2007.12.28
NHK番組たまご「青春のゲート」柳美里特集
NHKが年末の12月23日から30日まで5本連続で放送する「番組たまご」は『明日のレギュラー番組を目指す新しいトライアル』というコンセプトの実験番組企画。その第三弾で12月27日放送の「青春のゲート」は著名人の青春時代を追う企画だ。「青春の門」を中途半端にカタカナにしたもの・・・。今回採り上げられた著名人は作家の柳美里。彼女の「ゲート」は二つ。16歳で家出して入った「劇団」と、そこを飛び出して作った自分の「劇団」。その後、演劇から小説へと移って行くわけだが、やはり二つの「劇団」こそが「青春のゲート」であった。
番組では、柳美里の生い立ちを紹介し、「ひきこもり」や「自殺未遂」を経て16歳で入った「東京キッドブラザース」を見せる。かつて稽古場があった場所を柳が訪ねるが、すでに居酒屋になってて全く面影がなくて企画だおれ・・・か?

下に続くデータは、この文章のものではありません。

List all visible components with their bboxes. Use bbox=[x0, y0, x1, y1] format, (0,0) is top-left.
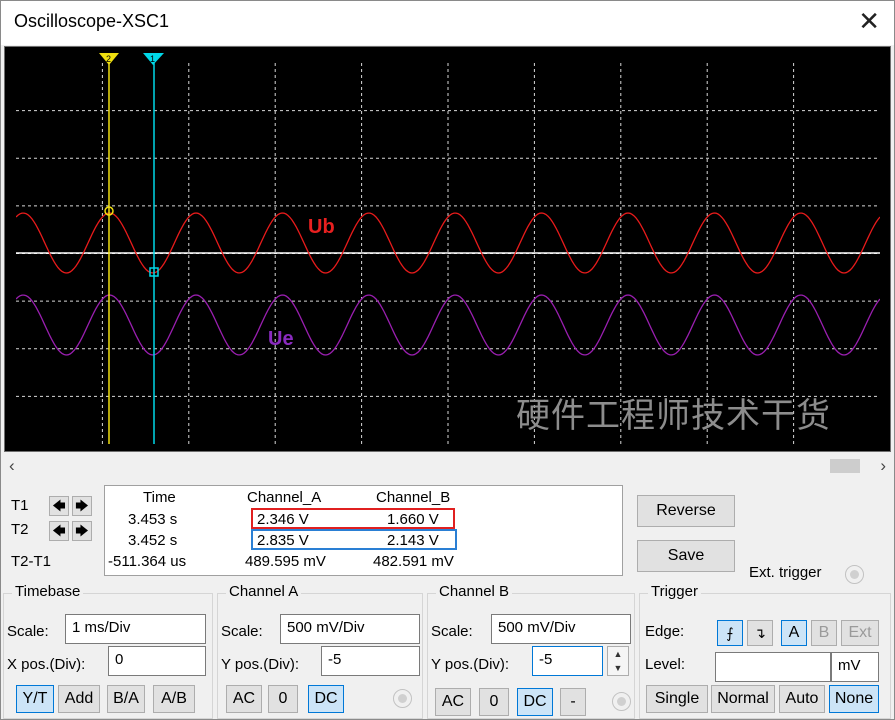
timebase-scale-label: Scale: bbox=[7, 623, 49, 640]
spin-up-icon[interactable]: ▲ bbox=[608, 647, 628, 661]
delta-channel-a: 489.595 mV bbox=[245, 553, 326, 570]
mode-ba-button[interactable]: B/A bbox=[107, 685, 145, 713]
cursor-1-handle-label: 1 bbox=[150, 54, 155, 64]
title-bar: Oscilloscope-XSC1 ✕ bbox=[1, 1, 894, 45]
channel-a-ypos-field[interactable]: -5 bbox=[321, 646, 420, 676]
label-ub: Ub bbox=[308, 216, 335, 238]
delta-channel-b: 482.591 mV bbox=[373, 553, 454, 570]
trigger-none-button[interactable]: None bbox=[829, 685, 879, 713]
channel-b-scale-label: Scale: bbox=[431, 623, 473, 640]
mode-yt-button[interactable]: Y/T bbox=[16, 685, 54, 713]
mode-ab-button[interactable]: A/B bbox=[153, 685, 195, 713]
level-label: Level: bbox=[645, 656, 686, 673]
channel-a-scale-label: Scale: bbox=[221, 623, 263, 640]
trigger-group: Trigger Edge: ⨍ ↴ A B Ext Level: mV Sing… bbox=[639, 583, 891, 719]
cursor-handles[interactable]: 2 1 bbox=[98, 51, 168, 69]
arrow-right-icon: 🡆 bbox=[75, 523, 89, 538]
measurement-readout: Time Channel_A Channel_B 3.453 s 2.346 V… bbox=[104, 485, 623, 576]
t1-left-button[interactable]: 🡄 bbox=[49, 496, 69, 516]
delta-time: -511.364 us bbox=[108, 553, 187, 570]
header-time: Time bbox=[143, 489, 176, 506]
horizontal-scrollbar[interactable]: ‹ › bbox=[4, 455, 891, 477]
label-ue: Ue bbox=[268, 328, 294, 350]
watermark-text: 硬件工程师技术干货 bbox=[516, 396, 831, 436]
scope-screen[interactable]: Ub Ue bbox=[16, 63, 880, 444]
channel-a-ac-button[interactable]: AC bbox=[226, 685, 262, 713]
header-channel-b: Channel_B bbox=[376, 489, 451, 506]
channel-a-title: Channel A bbox=[226, 583, 302, 600]
t2-channel-a: 2.835 V bbox=[257, 532, 309, 549]
channel-b-group: Channel B Scale: 500 mV/Div Y pos.(Div):… bbox=[427, 583, 635, 719]
channel-a-ypos-label: Y pos.(Div): bbox=[221, 656, 300, 673]
trigger-source-ext-button[interactable]: Ext bbox=[841, 620, 879, 646]
channel-a-scale-field[interactable]: 500 mV/Div bbox=[280, 614, 420, 644]
channel-b-ypos-field[interactable]: -5 bbox=[532, 646, 603, 676]
t2-left-button[interactable]: 🡄 bbox=[49, 521, 69, 541]
channel-b-radio[interactable] bbox=[612, 692, 631, 711]
spin-down-icon[interactable]: ▼ bbox=[608, 661, 628, 675]
header-channel-a: Channel_A bbox=[247, 489, 322, 506]
t2-right-button[interactable]: 🡆 bbox=[72, 521, 92, 541]
x-pos-label: X pos.(Div): bbox=[7, 656, 86, 673]
t2-time: 3.452 s bbox=[128, 532, 178, 549]
trigger-normal-button[interactable]: Normal bbox=[711, 685, 775, 713]
save-button[interactable]: Save bbox=[637, 540, 735, 572]
t2-channel-b: 2.143 V bbox=[387, 532, 439, 549]
trigger-title: Trigger bbox=[648, 583, 701, 600]
t1-channel-a: 2.346 V bbox=[257, 511, 309, 528]
reverse-button[interactable]: Reverse bbox=[637, 495, 735, 527]
cursor-panel: T1 🡄 🡆 T2 🡄 🡆 T2-T1 bbox=[5, 481, 101, 577]
channel-b-ypos-stepper[interactable]: ▲ ▼ bbox=[607, 646, 629, 676]
trigger-level-unit[interactable]: mV bbox=[831, 652, 879, 682]
channel-b-invert-button[interactable]: - bbox=[560, 688, 586, 716]
trigger-level-field[interactable] bbox=[715, 652, 831, 682]
rising-edge-icon: ⨍ bbox=[726, 625, 734, 641]
t1-time: 3.453 s bbox=[128, 511, 178, 528]
edge-label: Edge: bbox=[645, 623, 685, 640]
t2-t1-label: T2-T1 bbox=[11, 553, 52, 570]
channel-a-group: Channel A Scale: 500 mV/Div Y pos.(Div):… bbox=[217, 583, 423, 719]
arrow-right-icon: 🡆 bbox=[75, 498, 89, 513]
channel-a-radio[interactable] bbox=[393, 689, 412, 708]
edge-falling-button[interactable]: ↴ bbox=[747, 620, 773, 646]
ext-trigger-radio[interactable] bbox=[845, 565, 864, 584]
ext-trigger-label: Ext. trigger bbox=[749, 564, 822, 581]
scroll-right-icon[interactable]: › bbox=[880, 456, 886, 476]
channel-b-dc-button[interactable]: DC bbox=[517, 688, 553, 716]
edge-rising-button[interactable]: ⨍ bbox=[717, 620, 743, 646]
arrow-left-icon: 🡄 bbox=[52, 523, 66, 538]
t1-label: T1 bbox=[11, 497, 29, 514]
channel-a-zero-button[interactable]: 0 bbox=[268, 685, 298, 713]
channel-b-ac-button[interactable]: AC bbox=[435, 688, 471, 716]
close-icon[interactable]: ✕ bbox=[858, 6, 880, 36]
channel-b-title: Channel B bbox=[436, 583, 513, 600]
scope-graph[interactable]: Ub Ue bbox=[16, 63, 880, 444]
scroll-thumb[interactable] bbox=[830, 459, 860, 473]
timebase-scale-field[interactable]: 1 ms/Div bbox=[65, 614, 206, 644]
cursor-2-handle-label: 2 bbox=[106, 54, 111, 64]
trigger-single-button[interactable]: Single bbox=[646, 685, 708, 713]
t1-right-button[interactable]: 🡆 bbox=[72, 496, 92, 516]
scroll-left-icon[interactable]: ‹ bbox=[9, 456, 15, 476]
t2-label: T2 bbox=[11, 521, 29, 538]
channel-b-zero-button[interactable]: 0 bbox=[479, 688, 509, 716]
trigger-source-a-button[interactable]: A bbox=[781, 620, 807, 646]
t1-channel-b: 1.660 V bbox=[387, 511, 439, 528]
trigger-source-b-button[interactable]: B bbox=[811, 620, 837, 646]
mode-add-button[interactable]: Add bbox=[58, 685, 100, 713]
falling-edge-icon: ↴ bbox=[754, 625, 766, 641]
channel-b-ypos-label: Y pos.(Div): bbox=[431, 656, 510, 673]
arrow-left-icon: 🡄 bbox=[52, 498, 66, 513]
channel-b-scale-field[interactable]: 500 mV/Div bbox=[491, 614, 631, 644]
timebase-title: Timebase bbox=[12, 583, 84, 600]
oscilloscope-window: Oscilloscope-XSC1 ✕ Ub Ue 2 1 硬件工程师技术干货 … bbox=[0, 0, 895, 720]
x-pos-field[interactable]: 0 bbox=[108, 646, 206, 676]
window-title: Oscilloscope-XSC1 bbox=[14, 11, 170, 31]
channel-a-dc-button[interactable]: DC bbox=[308, 685, 344, 713]
timebase-group: Timebase Scale: 1 ms/Div X pos.(Div): 0 … bbox=[3, 583, 213, 719]
trigger-auto-button[interactable]: Auto bbox=[779, 685, 825, 713]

番組の後半は、現在長野で演劇を目指して活動している女子高生を紹介する。長野には元東京キッドブラザースだった人が作った劇団があるのだ。その劇団に所属する女子高生。やっている演劇もまた東京キッドブラザースに近い芝居。その劇団の稽古場を柳美里が訪ねる。
ところで、柳美里が東京キッドブラザースを退団して、自らの作品を上演するために作った劇団青春五月党は、東京キッドブラザースとは対極にあるような芝居をやっていた。ほとんど、東京キッドブラザースを全否定するかのような芝居。もちろん、キッドの主宰である東由多加を生涯のパートナーとして生きた柳が「否定」というのは違うのだろうが、それでも青春五月党の芝居は柳の生きザマをなぞるようなリアルな暗い芝居だった・・・。
さて、長野の劇団を訪ねた柳だが・・番組はどんどん「青春のゲート」から離れていく。ひとしきり稽古を見た柳が「柳の方法論で稽古をする」と。知ってる人は知ってるが、最近の柳はチェルフィッチュなどのリアルな芝居に入れ込んでいるわけで、東京キッド的なファンタジー的芝居をやっていた劇団で、どうなることか・・・。
最初、柳は劇団員二人を向かい合わせ、普通にしゃべらせた。お互いの欠点を言い合わせる、とか。しかし、ホンネはなかなか出なかった。悪口は言えないものらしい。そのうち、一人の女優の過去の出来事を話させた。仲のいい親友がいたが、ある日その子は自殺してしまった、と。あの日私がつきあいを断ったばっかりに、と。柳はそれを、別の女優を相手に話せ、と命じる。次に、仲の良かったときの会話を二人に命じる。次に、自殺のエピソードを役を交代させ、なんの関係もない女優に話させる、と。途中、別の劇団員が「関係ない人がこういう重い話を自分のことのように話すのは良くないんじゃないのか」と抗議したりして。・・・リアルでした。っていうか、「青春のゲート」と関係ないような。
思うに、あまりにも稽古が面白かったんでしょうね。だからディレクターは番組コンセプトと関係ない稽古の様子を延々紹介したのでしょう。その直感は素晴らしかった。面白かったもの。番組として成立したかはともかく。あと、演劇の稽古としては普通のことがやられていたわけだけど、何も知らずに見ていた視聴者はどう思ったのか心配。「ひどいことをやってる」と思ったんじゃないかと。まあ、番組の冒頭で柳のことを「日本一スキャンダラスな作家」と紹介した時点で、番組的に不安でしたが・・・。「普通の演劇の稽古」なんだから、それなりのまとめ方をすれば良かったような気がしたけど、まあ、あれはあれで面白かったので、視聴者に不親切でも・・・関係ないか?